After the successful implementation of the Goal Line Technology in the last World Cup in Brazil in 2014, The International Football Association Board (IFAB), the body that determines the Laws of the Game, approved the usage of Video Assistant Referee system or VAR in the upcoming World Cup in Russia. The VAR is the first use of video technology in soccer to reach more correct decisions and minimize refereeing blunders. In the past, we have all seen how the slightest referring error can impact a game. So how will VAR help minimize refereeing blunders?
The trials of the VAR technology were first used in Major League Soccer (MLS) in 2016. Now the German Bundesliga, the Portuguese Primera Liga, Italy’s Serie A, Australia’s A-League, the K League in South Korea and the Chinese Super League are already using the technology for every game.
- Reviewing goals for any violation during the build-up play. Even if a player is marginally offside, VAR will deem that a clear and obvious error.
- Penalty decisions.
- Straight red card decisions.
- Mistaken identity in awarding red or yellow cards.
The Video Referees are placed in a strategic location of the field where they have access to multiple camera angles and are connected to the referees with microphones so that they can alert in case of any “clear and obvious error”.
- The video referee connects with the on-field referee through a microphone, with his hand up signaling to stop play and review the decision. If satisfied that no error has occurred, he will signal to re-start play.
- The referee draws a rectangle with his arms to replicate a TV a screen where they review the decision. Players asking for a VAR with a rectangle motion of hands can be cautioned with a yellow card.
- With more subjective decisions, the video referee will instruct an ‘on-field review’ where the referee watches a replay on a pitchside screen. The referee has to make a decision always.
VAR system had to face many criticisms during its nascent stage. First, the spectators inside the stadium are not being aware of the review. Secondly, it is time-consuming and often disrupts the flow of the match. Thirdly, the spontaneity of a goal celebration is often being lost due to this review system.

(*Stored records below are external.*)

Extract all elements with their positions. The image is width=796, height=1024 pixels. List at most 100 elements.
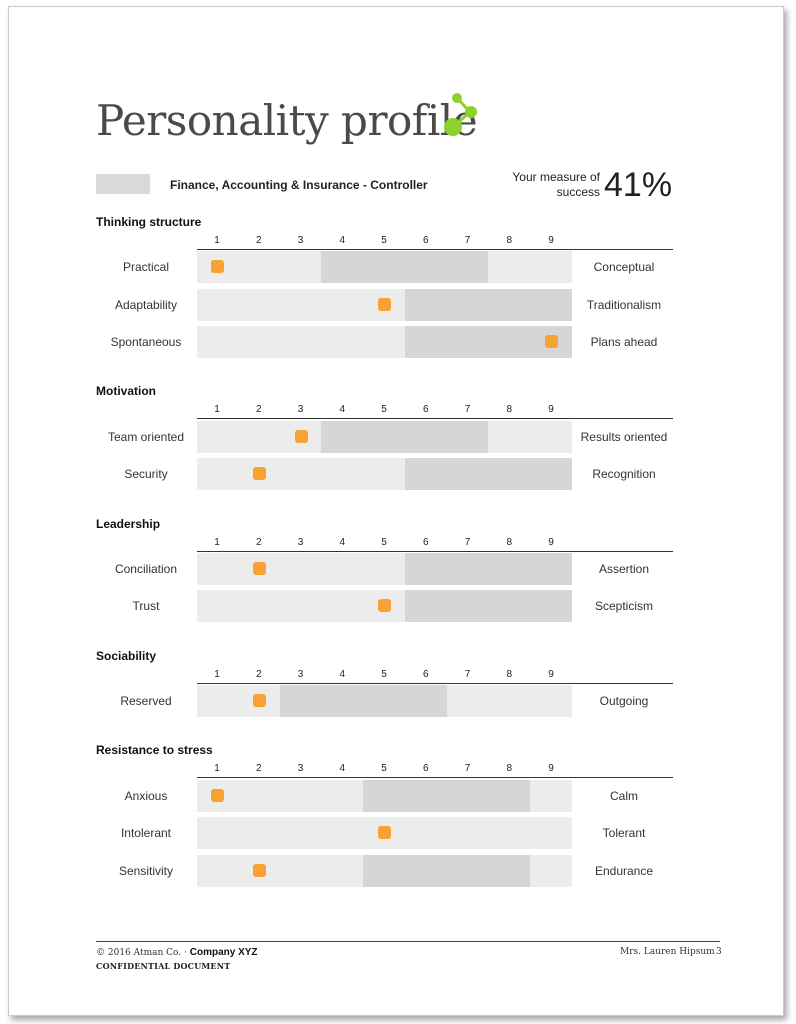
scale-number: 8: [506, 763, 513, 774]
page-number: 3: [716, 947, 722, 957]
scale-axis-line: [197, 418, 673, 419]
page-title: Personality profile: [96, 96, 478, 145]
scale-number: 5: [381, 404, 387, 415]
scale-number: 7: [464, 404, 471, 415]
score-marker: [378, 298, 391, 311]
scale-number: 9: [548, 235, 554, 246]
scale-number: 4: [339, 669, 346, 680]
target-range-band: [279, 685, 447, 717]
measure-of-success-label: Your measure of success: [512, 170, 600, 199]
section-title: Leadership: [96, 517, 161, 531]
scale-number: 1: [214, 763, 220, 774]
target-range-band: [321, 421, 489, 453]
trait-label-left: Team oriented: [107, 430, 185, 444]
target-range-band: [363, 855, 531, 887]
scale-number: 5: [381, 235, 387, 246]
scale-number: 6: [422, 235, 429, 246]
trait-label-right: Conceptual: [593, 260, 655, 274]
company-name: Company XYZ: [189, 947, 258, 958]
trait-label-left: Sensitivity: [118, 864, 174, 878]
scale-axis-line: [197, 551, 673, 552]
score-marker: [211, 260, 224, 273]
scale-number: 7: [464, 537, 471, 548]
score-marker: [252, 562, 266, 575]
scale-number: 6: [422, 763, 429, 774]
scale-number: 4: [339, 763, 346, 774]
scale-axis-line: [197, 249, 673, 250]
section-title: Thinking structure: [96, 215, 202, 229]
trait-label-left: Reserved: [120, 694, 172, 708]
scale-number: 7: [464, 763, 471, 774]
target-range-band: [404, 458, 572, 490]
target-range-band: [321, 251, 489, 283]
trait-label-right: Results oriented: [580, 430, 668, 444]
scale-number: 3: [297, 763, 304, 774]
trait-label-left: Trust: [132, 599, 160, 613]
scale-number: 7: [464, 669, 471, 680]
scale-number: 9: [548, 763, 554, 774]
scale-number: 5: [381, 763, 387, 774]
scale-number: 2: [255, 235, 262, 246]
copyright-text: © 2016 Atman Co. ·: [96, 948, 187, 958]
section-title: Sociability: [96, 649, 157, 663]
scale-number: 8: [506, 235, 513, 246]
scale-number: 1: [214, 404, 220, 415]
scale-number: 5: [381, 537, 387, 548]
score-marker: [252, 694, 266, 707]
score-marker: [252, 467, 266, 480]
target-range-band: [404, 289, 572, 321]
footer-divider: [96, 941, 720, 942]
score-marker: [378, 826, 391, 839]
scale-number: 1: [214, 537, 220, 548]
scale-number: 6: [422, 404, 429, 415]
trait-label-left: Adaptability: [114, 298, 178, 312]
trait-label-left: Spontaneous: [110, 335, 182, 349]
scale-number: 4: [339, 404, 346, 415]
scale-number: 6: [422, 537, 429, 548]
score-marker: [211, 789, 224, 802]
scale-number: 3: [297, 235, 304, 246]
trait-label-left: Intolerant: [120, 826, 172, 840]
trait-label-left: Anxious: [124, 789, 168, 803]
scale-number: 2: [255, 404, 262, 415]
trait-label-left: Practical: [122, 260, 169, 274]
trait-label-left: Security: [124, 467, 168, 481]
score-marker: [252, 864, 266, 877]
trait-label-right: Tolerant: [602, 826, 646, 840]
trait-label-right: Plans ahead: [590, 335, 658, 349]
trait-label-right: Endurance: [594, 864, 654, 878]
scale-number: 3: [297, 404, 304, 415]
score-marker: [378, 599, 391, 612]
trait-label-right: Scepticism: [594, 599, 653, 613]
scale-number: 6: [422, 669, 429, 680]
confidential-label: CONFIDENTIAL DOCUMENT: [96, 961, 231, 971]
scale-axis-line: [197, 777, 673, 778]
trait-label-right: Calm: [609, 789, 638, 803]
scale-number: 2: [255, 669, 262, 680]
target-range-swatch: [96, 174, 150, 194]
target-role-label: Finance, Accounting & Insurance - Contro…: [170, 178, 428, 192]
scale-number: 4: [339, 537, 346, 548]
scale-axis-line: [197, 683, 673, 684]
scale-number: 9: [548, 404, 554, 415]
target-range-band: [404, 590, 572, 622]
section-title: Motivation: [96, 384, 156, 398]
scale-number: 3: [297, 537, 304, 548]
trait-label-right: Traditionalism: [586, 298, 662, 312]
green-molecule-icon: [444, 93, 477, 136]
trait-label-right: Outgoing: [599, 694, 649, 708]
scale-number: 8: [506, 404, 513, 415]
measure-of-success-value: 41%: [604, 166, 673, 204]
target-range-band: [363, 780, 531, 812]
score-marker: [294, 430, 308, 443]
scale-number: 2: [255, 537, 262, 548]
scale-number: 9: [548, 669, 554, 680]
target-range-band: [404, 326, 572, 358]
scale-number: 3: [297, 669, 304, 680]
scale-number: 5: [381, 669, 387, 680]
scale-number: 1: [214, 669, 220, 680]
score-marker: [545, 335, 558, 348]
trait-label-right: Assertion: [598, 562, 650, 576]
scale-number: 8: [506, 537, 513, 548]
scale-number: 9: [548, 537, 554, 548]
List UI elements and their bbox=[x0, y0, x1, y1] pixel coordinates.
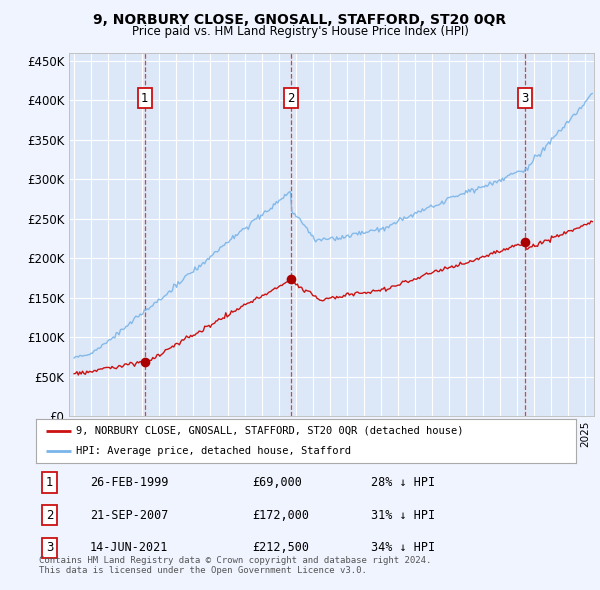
Text: £212,500: £212,500 bbox=[252, 542, 309, 555]
Text: 3: 3 bbox=[521, 91, 529, 104]
Text: 26-FEB-1999: 26-FEB-1999 bbox=[90, 476, 169, 489]
Text: 2: 2 bbox=[287, 91, 295, 104]
Text: £69,000: £69,000 bbox=[252, 476, 302, 489]
Text: 9, NORBURY CLOSE, GNOSALL, STAFFORD, ST20 0QR: 9, NORBURY CLOSE, GNOSALL, STAFFORD, ST2… bbox=[94, 13, 506, 27]
Text: 1: 1 bbox=[141, 91, 149, 104]
Text: 1: 1 bbox=[46, 476, 53, 489]
Text: HPI: Average price, detached house, Stafford: HPI: Average price, detached house, Staf… bbox=[77, 446, 352, 456]
Text: 9, NORBURY CLOSE, GNOSALL, STAFFORD, ST20 0QR (detached house): 9, NORBURY CLOSE, GNOSALL, STAFFORD, ST2… bbox=[77, 426, 464, 436]
Text: 31% ↓ HPI: 31% ↓ HPI bbox=[371, 509, 435, 522]
Text: 34% ↓ HPI: 34% ↓ HPI bbox=[371, 542, 435, 555]
Text: 3: 3 bbox=[46, 542, 53, 555]
Text: 21-SEP-2007: 21-SEP-2007 bbox=[90, 509, 169, 522]
Text: 2: 2 bbox=[46, 509, 53, 522]
Text: £172,000: £172,000 bbox=[252, 509, 309, 522]
Text: Price paid vs. HM Land Registry's House Price Index (HPI): Price paid vs. HM Land Registry's House … bbox=[131, 25, 469, 38]
Text: 14-JUN-2021: 14-JUN-2021 bbox=[90, 542, 169, 555]
Text: Contains HM Land Registry data © Crown copyright and database right 2024.
This d: Contains HM Land Registry data © Crown c… bbox=[39, 556, 431, 575]
Text: 28% ↓ HPI: 28% ↓ HPI bbox=[371, 476, 435, 489]
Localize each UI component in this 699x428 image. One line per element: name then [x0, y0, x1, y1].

It has been correctly said by the FIFA President Gianni Infantino, that VAR has been fairly successful amidst criticisms and has helped the game to minimize ‘game-changing’ errors. In last year’s FIFA Confederations Cup, the system has helped in 29 major decisions. Hence it can be easily predicted that VAR will be highly instrumental and useful in the upcoming FIFA World Cup in Russia where competition is so tight and intense.